Two strikingly different ensembles came to Atlanta over the weekend, each excavating their musical histories. But the assembled artists, who sounded and looked nothing alike, had one key thing in common: they played ethnomusicologists for the day, exposing audiences to the history of their art forms.
On Saturday, trumpeter Jon Faddis, who rose to prominence while playing with Lionel Hampton and Charles Mingus, led his Jazz Orchestra of New York in a tribute to Duke Ellington at the Ferst Center for the Arts at Georgia Tech. Less than 24 hours later, the 66-member Taipei Chinese Orchestra began its concert at Emory’s Emerson Concert Hall with the triumphant opening chords of Leung-Fai Lo’s “Ceremonial Music Joyful Dance.”
For listeners eager to hear the roots of modern jazz, there’s really no better music than the pieces Ellington and his composition partner Billy Strayhorn made famous during the swing era. Many of the tunes are etched into America’s collective subconscious. It’s a safe bet to assume that most people, even those of high school age and younger, have at least a passing familiarity with “It Don’t Mean a Thing (If it Ain’t Got that Swing)” or “Don’t Get Around Much Anymore.”
But the omnipresence of Ellington’s music can be a stumbling block to the many bands that perform the material — even those as stacked with professional talent as Faddis’. To deliver a thrilling performance, these artists need to either carve out a unique interpretation or play Ellington’s music with unbridled energy and impeccable adherence to style.
For the first half of Saturday night’s concert, such energy was evident only in short bursts, mainly during solos.
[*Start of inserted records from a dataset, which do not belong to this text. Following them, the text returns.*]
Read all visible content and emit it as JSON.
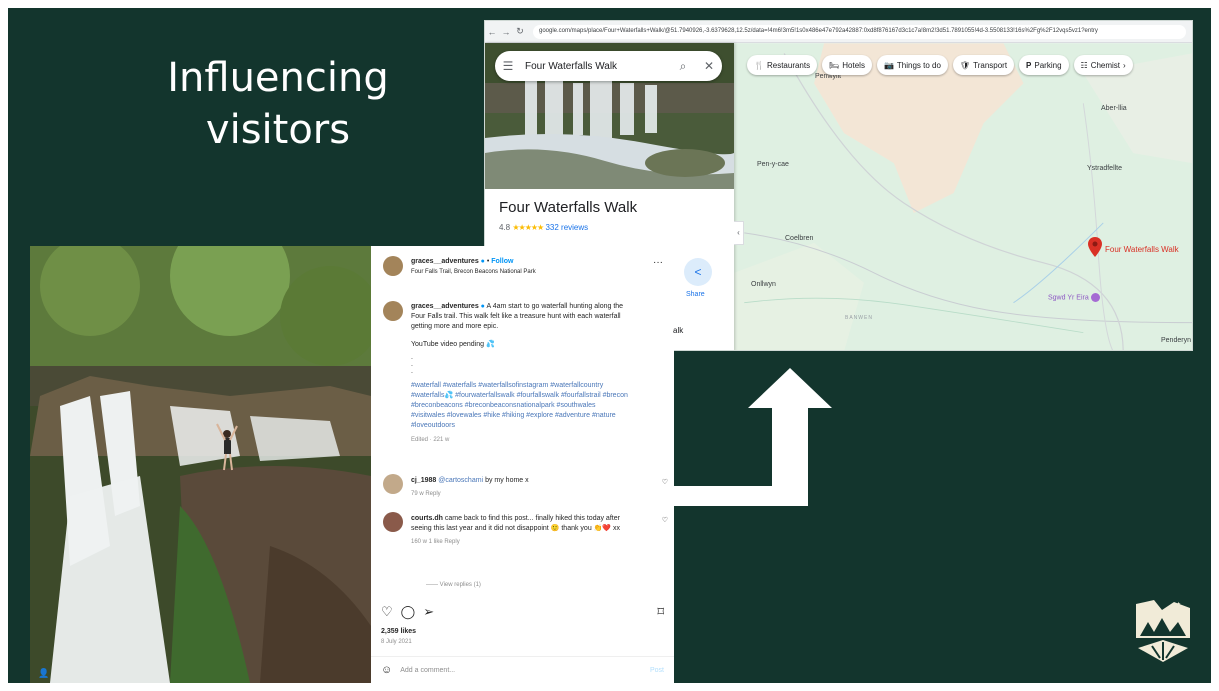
{
  "slide": {
    "title_line1": "Influencing",
    "title_line2": "visitors"
  },
  "maps": {
    "url": "google.com/maps/place/Four+Waterfalls+Walk/@51.7940926,-3.6379628,12.5z/data=!4m6!3m5!1s0x486e47e792a42887:0xd8f876167d3c1c7a!8m2!3d51.7891055!4d-3.5508133!16s%2Fg%2F12vqs5vz1?entry",
    "search_value": "Four Waterfalls Walk",
    "place_name": "Four Waterfalls Walk",
    "rating": "4.8",
    "stars": "★★★★★",
    "reviews": "332 reviews",
    "share_label": "Share",
    "walk_fragment": "alk",
    "chips": [
      {
        "icon": "🍴",
        "label": "Restaurants"
      },
      {
        "icon": "🛏",
        "label": "Hotels"
      },
      {
        "icon": "📷",
        "label": "Things to do"
      },
      {
        "icon": "🛡",
        "label": "Transport"
      },
      {
        "icon": "P",
        "label": "Parking"
      },
      {
        "icon": "☷",
        "label": "Chemist"
      }
    ],
    "labels": {
      "penwyllt": "Penwyllt",
      "aber_llia": "Aber-llia",
      "pen_y_cae": "Pen-y-cae",
      "ystradfellte": "Ystradfellte",
      "coelbren": "Coelbren",
      "onllwyn": "Onllwyn",
      "penderyn": "Penderyn",
      "banwen": "BANWEN",
      "pin_label": "Four Waterfalls Walk",
      "poi": "Sgwd Yr Eira"
    },
    "colors": {
      "map_green": "#dff0e2",
      "moor": "#f3e6d6",
      "pin": "#d93025"
    }
  },
  "instagram": {
    "username": "graces__adventures",
    "follow": "Follow",
    "location": "Four Falls Trail, Brecon Beacons National Park",
    "caption_user": "graces__adventures",
    "caption_text": "A 4am start to go waterfall hunting along the Four Falls trail. This walk felt like a treasure hunt with each waterfall getting more and more epic.",
    "youtube": "YouTube video pending 💦",
    "dots": ".\n.\n.",
    "hashtags": "#waterfall #waterfalls #waterfallsofinstagram #waterfallcountry #waterfalls💦 #fourwaterfallswalk #fourfallswalk #fourfallstrail #brecon #breconbeacons #breconbeaconsnationalpark #southwales #visitwales #lovewales #hike #hiking #explore #adventure #nature #loveoutdoors",
    "caption_meta": "Edited · 221 w",
    "comment1_user": "cj_1988",
    "comment1_mention": "@cartoschami",
    "comment1_text": "by my home x",
    "comment1_meta": "79 w   Reply",
    "comment2_user": "courts.dh",
    "comment2_text": "came back to find this post... finally hiked this today after seeing this last year and it did not disappoint 🙂 thank you 👏❤️ xx",
    "comment2_meta": "160 w   1 like   Reply",
    "view_replies": "View replies (1)",
    "likes": "2,359 likes",
    "date": "8 July 2021",
    "add_comment": "Add a comment...",
    "post": "Post"
  }
}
Enthusiastic and inventive improvisers staff this band, but as a whole, their ensemble playing on Saturday lacked drive. After Faddis displayed his technique — a big, brassy sound marked by a stylistic resistance (it sounds like he’s really, really working to push out those notes) that can extend to vertiginous heights — he picked up his horn only sparingly. He chose instead to conduct the band through renderings of “The Mooche,” “Boy Meets Horn” and other numbers. Perhaps a bit of the band’s vitality was zapped by the clotted, cinder-block acoustics of the Ferst Center hall, which immediately swallowed up the ensemble’s sound once it left the stage.
Charenee Wade joined the group midway through the first set to sing some Ellington classics, and the band perked up a bit, foreshadowing its dynamic second-half performance of Ellington’s orchestral jazz band suite “Black, Brown and Beige.” During the 40-minte second set, Faddis coaxed a lively performance from his players, saving what had seemed destined to be an uninspired evening.
Where Faddis’ music was recognizable to most Americans, everything about the Taipei Chinese Orchestra, from the instruments to the musicians’ brightly colored suits and dresses (how strange not to see a sea of tuxedoes on stage!), was unfamiliar. Basses, cellos and a timpani were the only recognizable instruments on the stage; the rest consisted of various plucked, bowed and strummed string devices, trumpet-like reed instruments, a wind instrument made of what looked like tiny organ pipes, and lots of exotic percussion. The ensemble, augmented by string soloists Wu Man on pipa (plucked) and Ming-Yu Wang on daguangxian and Ke Zai Xian (both bowed), presented a wide swath of Asian classical music, enough to give listeners a good taste of another culture.
Lo’s “Ceremonial Music” and Yi-Chen Chou’s “Portrait of Taiwanese Opera” were full of luscious, film-score passages played nimbly by the ensemble. It has a gorgeous sound, and conductor Yiu-Kwong Chung coaxed a wide range of dynamic contrasts and emotions from the group. It’s odd to hear a whole section’s worth of reedy instruments capable of piercing shrieks create such a quiet, lyrical sound.
The allure of experiencing a foreign music got people into the seats, and Chung delivered a big payoff, navigating an enthralling program full of interesting pieces. Chung’s “The Yang’s Saga,” with the celebrated Wu Man on pipa, and “Northwest Suite,” by China’s most famous living composer, Tan Dun, were standouts of the evening. The pipa concerto introduced the style of that stringed instrument — single lines played with a heavy tremolo and liberal ornamentation, frenzied chordal strums — and Tan’s piece brought European classical ideas to the ensemble.
For Atlantans savvy enough to attend both concerts, the two events worked together to provide a unique glimpse at orchestral music that lies outside the standard European tradition, a delight in itself.